We installed Mysql Server version: 8.0.33-0ubuntu0.20.04.1 (Ubuntu) in the database server. The database server is configured to accept connections only from the application server. Before launching the application to production, it is important to reinforce the security of the database server to avoid unauthorized access.
Fail2ban#
We installed Fail2ban in the application server to avoid brute force attacks. We followed the instructions from Digital Ocean.
Redis-server#
Redis is used to cache the results of the search engine. Installation is very straightforward, just follow the instructions from Digital Ocean.
Redis php8.2 extension is needed. Use the following command and restart Apache:
sudo apt-get install php-redis
Install GraphicsMagick from source#
We need to install GraphicsMagick from source to enable the support for the HEIC format. We followed the instructions from GraphicsMagick.

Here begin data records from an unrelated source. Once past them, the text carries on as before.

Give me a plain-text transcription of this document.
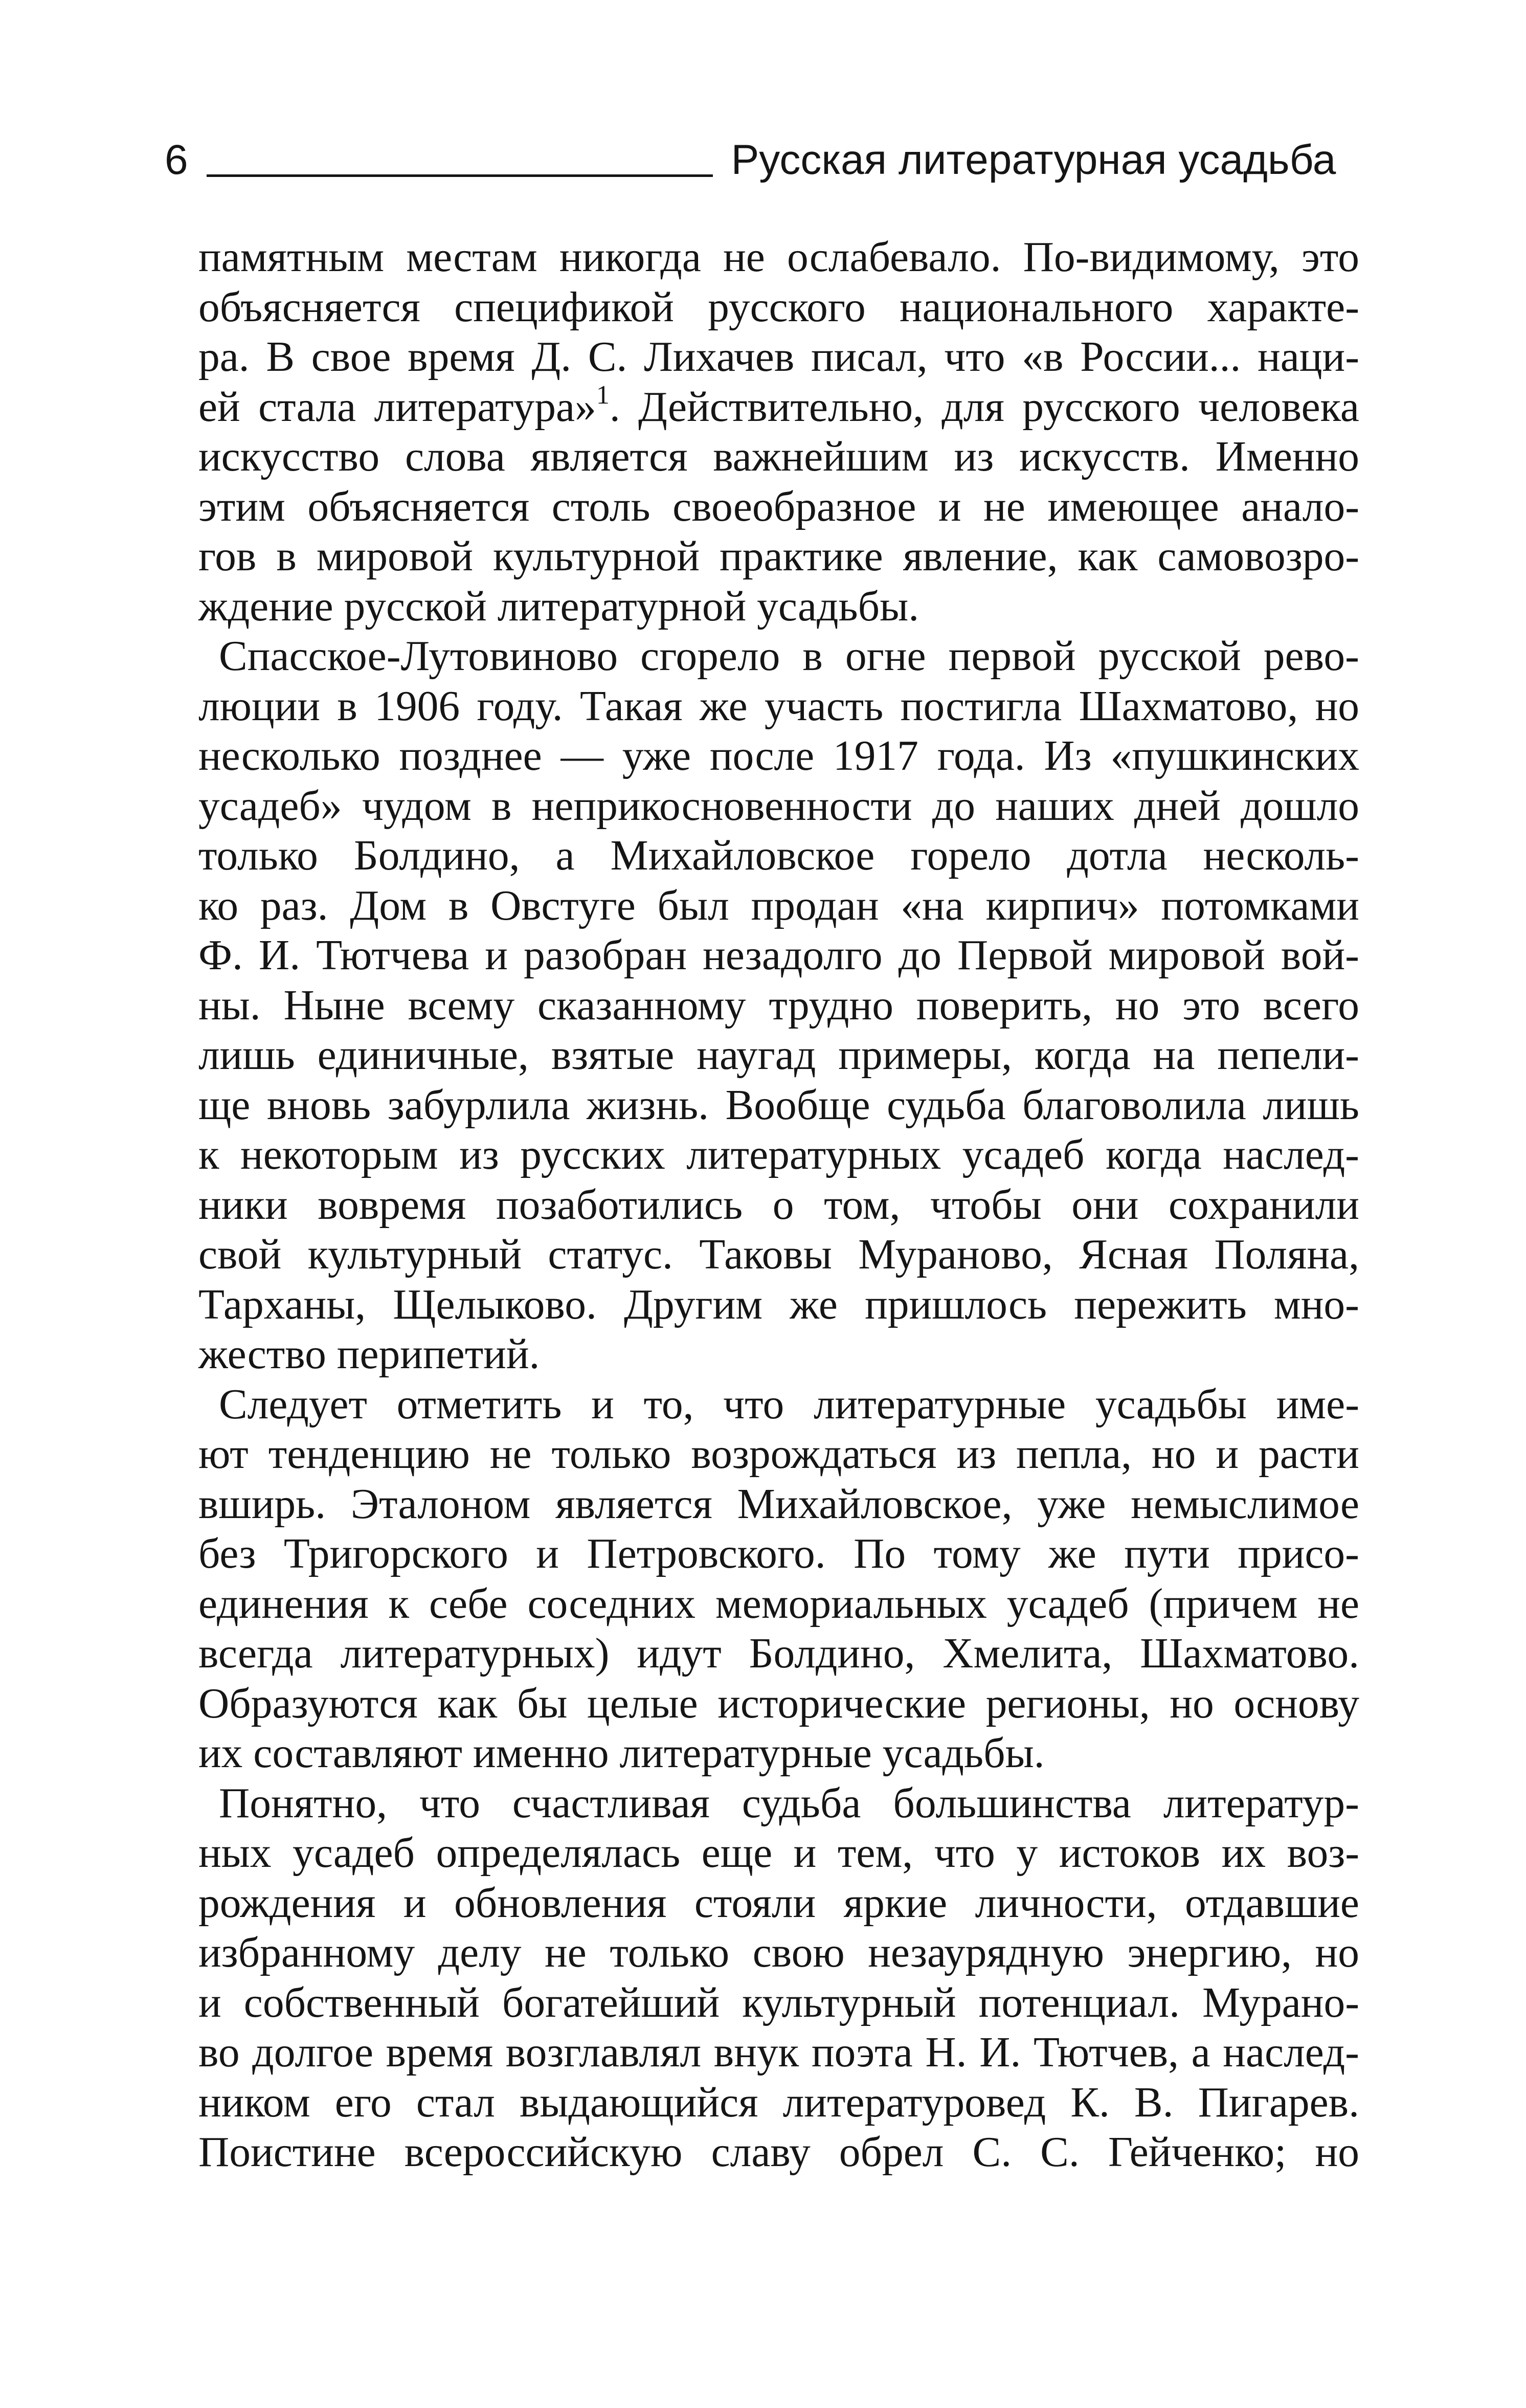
6	Русская литературная усадьба

памятным местам никогда не ослабевало. По-видимому, это
объясняется спецификой русского национального характе-
ра. В свое время Д. С. Лихачев писал, что «в России... наци-
ей стала литература»$^1$. Действительно, для русского человека
искусство слова является важнейшим из искусств. Именно
этим объясняется столь своеобразное и не имеющее анало-
гов в мировой культурной практике явление, как самовозро-
ждение русской литературной усадьбы.

Спасское-Лутовиново сгорело в огне первой русской рево-
люции в 1906 году. Такая же участь постигла Шахматово, но
несколько позднее — уже после 1917 года. Из «пушкинских
усадеб» чудом в неприкосновенности до наших дней дошло
только Болдино, а Михайловское горело дотла несколь-
ко раз. Дом в Овстуге был продан «на кирпич» потомками
Ф. И. Тютчева и разобран незадолго до Первой мировой вой-
ны. Ныне всему сказанному трудно поверить, но это всего
лишь единичные, взятые наугад примеры, когда на пепели-
ще вновь забурлила жизнь. Вообще судьба благоволила лишь
к некоторым из русских литературных усадеб когда наслед-
ники вовремя позаботились о том, чтобы они сохранили
свой культурный статус. Таковы Мураново, Ясная Поляна,
Тарханы, Щелыково. Другим же пришлось пережить мно-
жество перипетий.

Следует отметить и то, что литературные усадьбы име-
ют тенденцию не только возрождаться из пепла, но и расти
вширь. Эталоном является Михайловское, уже немыслимое
без Тригорского и Петровского. По тому же пути присо-
единения к себе соседних мемориальных усадеб (причем не
всегда литературных) идут Болдино, Хмелита, Шахматово.
Образуются как бы целые исторические регионы, но основу
их составляют именно литературные усадьбы.

Понятно, что счастливая судьба большинства литератур-
ных усадеб определялась еще и тем, что у истоков их воз-
рождения и обновления стояли яркие личности, отдавшие
избранному делу не только свою незаурядную энергию, но
и собственный богатейший культурный потенциал. Мурано-
во долгое время возглавлял внук поэта Н. И. Тютчев, а наслед-
ником его стал выдающийся литературовед К. В. Пигарев.
Поистине всероссийскую славу обрел С. С. Гейченко; но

We choose version 1.3.38, but newer versions can also be used.
wget https://sourceforge.net/projects/graphicsmagick/files/graphicsmagick/1.3.38/GraphicsMagick-1.3.38.tar.gz
tar -xvf GraphicsMagick-1.3.38.tar.gz
cd GraphicsMagick-1.3.38
./configure --build x86_64-linux-gnu --enable-shared --enable-static --enable-libtool-verbose --prefix=/usr --mandir=${prefix}/share/man --infodir=${prefix}/share/info --docdir=${prefix}/share/doc/graphicsmagick --with-gs-font-dir=/usr/share/fonts/type1/gsfonts
make
sudo make install
configure options are the same as the ones used in the Ubuntu package.
Aditional custom configuration#
Domain name#
We used a domain name to access the application. This is not mandatory, but it is highly recommended.
Regarding CollectiveAccess configuration, the domain only needs to be declared in the navbar-toggle from views/pageFormat/pageHeader.php file of pawtucket2 theme.
SSL certificate#
It is highly recommended to use a SSL certificate to secure the communication between the users and the application. We used a free certificate from Let’s Encrypt. To make the configuration more easy, the certificate is issued using the Certbot tool. The certificate is configured to be renewed automatically.
Email configuration#
As this configuration depends on the email provider, we’re not going to describe it here. Options like Gmail, osr other free providers don’t work, since they require a two-step authentication.
We used SendGrid, as is the one recommended by CollectiveAccess developers, and multiple projects have been using it. CollectiveAccess documentation is not available. Some guidance can be found in this two forum posts: Using SendGrid from SMTP to share records in Pawtucket fails and Email configuration settings.